As part of the process, the company plans to buy back and redeem seven series of notes with a total aggregate amount of £3.35 billion ($4.3 billion), repay a £400 million floating-rate term loan and cancel a £100 million revolving credit facility, according to a statement Tuesday.
Earlier today, Annington, now backed by Terra Firma Capital Partners, said it agreed to sell its interests in the Married Quarters Estate, which it acquired from the government in 1996, back to the defense ministry and surrender its 999-year lease of all the remaining estate units to the ministry for about £6 billion.
Read: Guy Hands’ Annington Sells Military Homes in £6 Billion Deal
“Given the significant changes to the asset structure of Annington, following the transaction, the group provides noteholders with an opportunity to reassess their exposure,” according to the statement. Remaining proceeds will be used to provide capital to invest in new property investments through the acquisition of residential real estate assets, it added.

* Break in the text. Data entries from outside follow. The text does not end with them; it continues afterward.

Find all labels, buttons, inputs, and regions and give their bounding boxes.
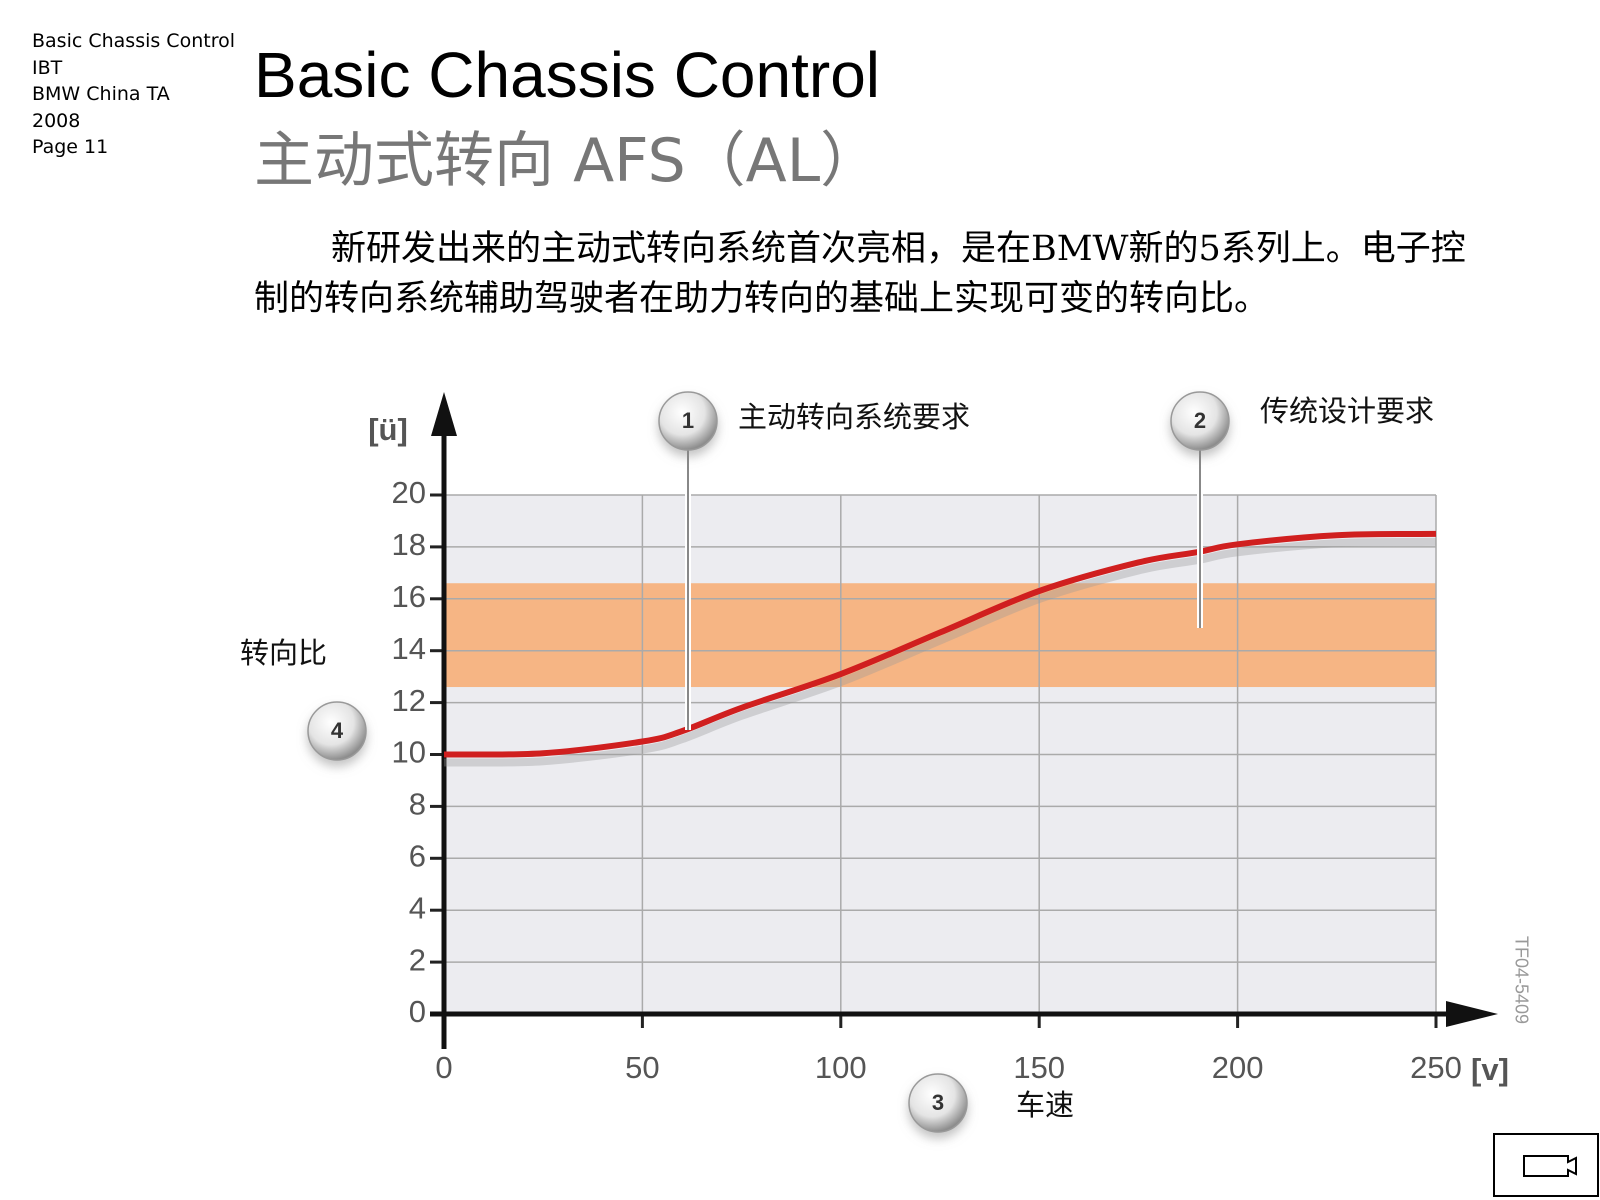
y-tick-label: 18 <box>392 527 426 562</box>
x-tick-label: 200 <box>1212 1050 1264 1085</box>
header: Basic Chassis Control IBT BMW China TA 2008… <box>32 28 235 161</box>
x-tick-label: 50 <box>625 1050 659 1085</box>
callout-number: 4 <box>331 718 344 743</box>
callout-number: 3 <box>932 1090 944 1115</box>
callout-circle <box>908 1073 968 1133</box>
callout-circle <box>307 701 367 761</box>
y-tick-label: 8 <box>409 787 426 822</box>
header-line: IBT <box>32 56 63 79</box>
callout-number: 1 <box>682 408 694 433</box>
y-tick-label: 0 <box>409 994 426 1029</box>
header-line: 2008 <box>32 109 81 132</box>
callout-circle <box>658 391 718 451</box>
slide-subtitle: 主动式转向 AFS（AL） <box>254 126 881 196</box>
x-tick-label: 250 <box>1410 1050 1462 1085</box>
callout-circle <box>1170 391 1230 451</box>
y-axis-label: [ü] <box>368 412 408 447</box>
callout-text: 传统设计要求 <box>1260 394 1434 428</box>
y-tick-label: 6 <box>409 838 426 873</box>
header-line: BMW China TA <box>32 83 170 105</box>
camera-icon <box>1523 1155 1577 1177</box>
y-tick-label: 4 <box>409 890 426 925</box>
icon-box[interactable] <box>1493 1133 1599 1197</box>
figure-code: TF04-5409 <box>1511 936 1531 1024</box>
x-tick-label: 100 <box>815 1050 867 1085</box>
x-axis-arrow <box>1446 1001 1498 1027</box>
y-tick-label: 16 <box>392 579 426 614</box>
x-axis-label: [v] <box>1471 1052 1509 1087</box>
header-line: Page 11 <box>32 136 109 158</box>
callout-number: 2 <box>1194 408 1206 433</box>
line-shadow <box>443 537 1437 767</box>
header-line: Basic Chassis Control <box>32 30 235 52</box>
line <box>443 530 1437 758</box>
y-tick-label: 20 <box>392 475 426 510</box>
paragraph: 新研发出来的主动式转向系统首次亮相，是在BMW新的5系列上。电子控制的转向系统辅… <box>254 229 1466 319</box>
callout-text: 主动转向系统要求 <box>738 400 970 434</box>
x-tick-label: 150 <box>1013 1050 1065 1085</box>
slide-title: Basic Chassis Control <box>254 39 880 111</box>
y-axis-arrow <box>431 392 457 436</box>
y-tick-label: 10 <box>392 735 426 770</box>
y-tick-label: 14 <box>392 631 426 666</box>
callout-text: 转向比 <box>240 636 327 670</box>
callout-text: 车速 <box>1016 1088 1074 1122</box>
x-tick-label: 0 <box>435 1050 452 1085</box>
y-tick-label: 2 <box>409 942 426 977</box>
y-tick-label: 12 <box>392 683 426 718</box>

The company currently has seven series of unsecured fixed rate notes guaranteed by Annington Ltd., Annington Property Ltd. and Annington Homes Ltd. with a weighted average maturity of 12.9 years and a weighted average cost of debt of 3.47%. It plans to buy back or redeem all of them.
Annington launched tender offers to buy all outstanding 3.184% notes due 2029, 2.308% notes due 2032, 3.685% notes due 2034, 3.935% notes due 2047 and 2.924% notes due 2051. The tender offers expire 4 p.m. London time on Jan. 7, according to the statement. It also plans to redeem 2.646% notes due 2025 and 4.750% notes due 2033.
Debt Redemption
The debt redemption and repayment of the term loan are expected to all settle on Jan. 14. The revolving credit facility is also expected to be canceled on the same date.
After completion of the deal and the ensuing debt rejig, Annington intends to ensure the principal of its outstanding remaining notes is around 55% of the value of its cash, property, and other assets. The firm “does not anticipate conducting refinancings in the market in the near term” and will instead pay interest, and repay maturities from cash balances, net rental income and/or realizations from its portfolio.
Barclays Bank Plc, Goldman Sachs International, JPMorgan Securities Plc and NatWest Markets Plc will act as dealer managers to the tender offers.